5. It is needless to carry the narrative of the transaction further. It is enough to refer to the report of the previous case [1948] HCA 49; (1948) 76 CLR 584 and to say that ultimately in 1944 the promissory note was satisfied by a transfer to the parent company of the shares in Commonwealth Rolling Mills Pty. Ltd. and the remittance of a cash balance. The effect of the transaction was summarized in the previous case in a passage which it is convenient to repeat: "The purpose of allowing the liability for the steel sheets to stand over was simply to enable an investment to be made. One purpose in view when the goods were supplied was that of creating a fund in Australia, which, supplemented by the loans, would be applied for something outside trading altogether, viz., investment in the shares of another company, an operation exclusively of fixed capital. The giving of the promissory note is confirmatory of the intention that the amount representing the steel sheets and the loans made should together form a consolidated liability in the nature of an advance. . . . The reality of the transaction was that the American Corporation desired that its Australian subsidiary should take up shares at a cost of 250,000 pounds and at a subsequent date transfer the shares to it at cost. For the purpose of putting its subsidiary in funds for the purpose it advanced money both by way of loan and by supplying goods and allowing the remission of the moneys representing the price to stand over" (1948) 76 CLR, at pp 620, 621 . (at p157)

6. It will be seen that the contract to pay interest was a new and independent agreement expressed in the promissory note, that is to say it formed no part of the terms on which the original indebtedness was incurred. Moreover, except for the three remittances amounting to $450,000, there was no debt for money lent. The word "advance" is perhaps not inappropriate because it is a word of wide signification. But except for these remittances there was no payment of money by way of loan. The promissory note converted what was an open account into an ascertained indebtedness at interest. It is this fact, the conversion into a fixed debt, that the commissioner uses to meet the obvious difficulty created by the words in s. 125 (1) (b) "money lodged at interest". He says that the provision is not concerned with the history of the money earning the interest, only with its position during whatever year of income may be under assessment. He contends that if the money has come to be in a condition characteristic of a definite loan specifically left in the hands of the borrower, that is enough to satisfy the word "lodged". He applies this to the facts of the present case by treating the aggregation of the various amounts in which, on different accounts, the taxpayer company was indebted to the American Corporation and the taking of a promissory note for a round sum at interest as the equivalent of depositing an amount by way of loan. (at p157)

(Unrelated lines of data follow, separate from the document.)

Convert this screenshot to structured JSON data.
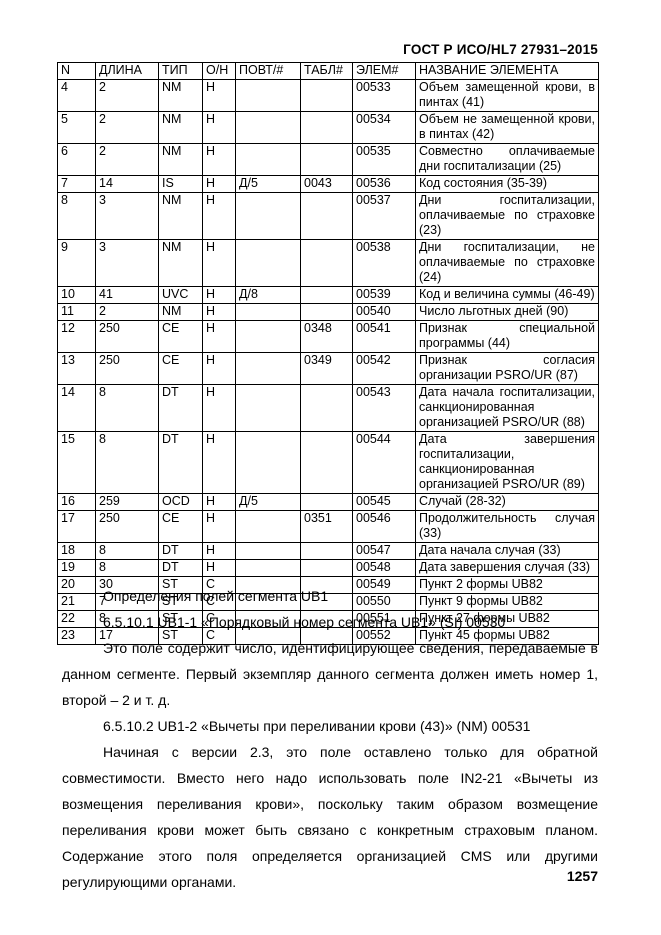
{
  "header": {
    "doc_title": "ГОСТ Р ИСО/HL7 27931–2015"
  },
  "table": {
    "columns": [
      "N",
      "ДЛИНА",
      "ТИП",
      "О/Н",
      "ПОВТ/#",
      "ТАБЛ#",
      "ЭЛЕМ#",
      "НАЗВАНИЕ ЭЛЕМЕНТА"
    ],
    "rows": [
      [
        "4",
        "2",
        "NM",
        "Н",
        "",
        "",
        "00533",
        "Объем замещенной крови, в пинтах (41)"
      ],
      [
        "5",
        "2",
        "NM",
        "Н",
        "",
        "",
        "00534",
        "Объем не замещенной крови, в пинтах (42)"
      ],
      [
        "6",
        "2",
        "NM",
        "Н",
        "",
        "",
        "00535",
        "Совместно оплачиваемые дни госпитализации (25)"
      ],
      [
        "7",
        "14",
        "IS",
        "Н",
        "Д/5",
        "0043",
        "00536",
        "Код состояния (35-39)"
      ],
      [
        "8",
        "3",
        "NM",
        "Н",
        "",
        "",
        "00537",
        "Дни госпитализации, оплачиваемые по страховке (23)"
      ],
      [
        "9",
        "3",
        "NM",
        "Н",
        "",
        "",
        "00538",
        "Дни госпитализации, не оплачиваемые по страховке (24)"
      ],
      [
        "10",
        "41",
        "UVC",
        "Н",
        "Д/8",
        "",
        "00539",
        "Код и величина суммы (46-49)"
      ],
      [
        "11",
        "2",
        "NM",
        "Н",
        "",
        "",
        "00540",
        "Число льготных дней (90)"
      ],
      [
        "12",
        "250",
        "CE",
        "Н",
        "",
        "0348",
        "00541",
        "Признак специальной программы (44)"
      ],
      [
        "13",
        "250",
        "CE",
        "Н",
        "",
        "0349",
        "00542",
        "Признак согласия организации PSRO/UR (87)"
      ],
      [
        "14",
        "8",
        "DT",
        "Н",
        "",
        "",
        "00543",
        "Дата начала госпитализации, санкционированная организацией PSRO/UR (88)"
      ],
      [
        "15",
        "8",
        "DT",
        "Н",
        "",
        "",
        "00544",
        "Дата завершения госпитализации, санкционированная организацией PSRO/UR (89)"
      ],
      [
        "16",
        "259",
        "OCD",
        "Н",
        "Д/5",
        "",
        "00545",
        "Случай (28-32)"
      ],
      [
        "17",
        "250",
        "CE",
        "Н",
        "",
        "0351",
        "00546",
        "Продолжительность случая (33)"
      ],
      [
        "18",
        "8",
        "DT",
        "Н",
        "",
        "",
        "00547",
        "Дата начала случая (33)"
      ],
      [
        "19",
        "8",
        "DT",
        "Н",
        "",
        "",
        "00548",
        "Дата завершения случая (33)"
      ],
      [
        "20",
        "30",
        "ST",
        "С",
        "",
        "",
        "00549",
        "Пункт 2 формы UB82"
      ],
      [
        "21",
        "7",
        "ST",
        "С",
        "",
        "",
        "00550",
        "Пункт 9 формы UB82"
      ],
      [
        "22",
        "8",
        "ST",
        "С",
        "",
        "",
        "00551",
        "Пункт 27 формы UB82"
      ],
      [
        "23",
        "17",
        "ST",
        "С",
        "",
        "",
        "00552",
        "Пункт 45 формы UB82"
      ]
    ]
  },
  "body": {
    "paragraphs": [
      "Определения полей сегмента UB1",
      "6.5.10.1 UB1-1 «Порядковый номер сегмента UB1» (SI) 00530",
      "Это поле содержит число, идентифицирующее сведения, передаваемые в данном сегменте. Первый экземпляр данного сегмента должен иметь номер 1, второй – 2 и т. д.",
      "6.5.10.2 UB1-2 «Вычеты при переливании крови (43)» (NM) 00531",
      "Начиная с версии 2.3, это поле оставлено только для обратной совместимости. Вместо него надо использовать поле IN2-21 «Вычеты из возмещения переливания крови», поскольку таким образом возмещение переливания крови может быть связано с конкретным страховым планом. Содержание этого поля определяется организацией CMS или другими регулирующими органами."
    ]
  },
  "footer": {
    "page_number": "1257"
  }
}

7. The implications of the words "money lodged at interest" cannot be met in this way. These words naturally refer to money which has been handed over, placed in the hands of the borrower, on the terms that he pays interest. Clearly this was never done in fact. Debts arose and were allowed to stand unpaid so that the taxpayer company would be in funds. For the most part money was not handed over or placed in the hands of the debtor. No money was handed over at interest. When the debtor was put in funds it was not at interest. The circumstance that after an interval of time a promissory note with interest was taken to secure a great part of the debt does not satisfy the description the statute employs. The provision does not lay down a wide or flexible principle. It carefully selects two kinds of transactions resulting in the payment of interest to persons abroad, viz. money secured by debenture and used in certain ways and money lodged. There is a careful restriction of its operation to those descriptions of transaction. It is a taxing statute and there is no warrant for extending its application to a case which does not come fairly within the natural meaning of its literal words. (at p158)

8. The question in the case stated should be answered - No. (at p158)

ORDER

Question in the case stated answered - No. The appellant Commissioner of Taxation to pay the costs of the case stated.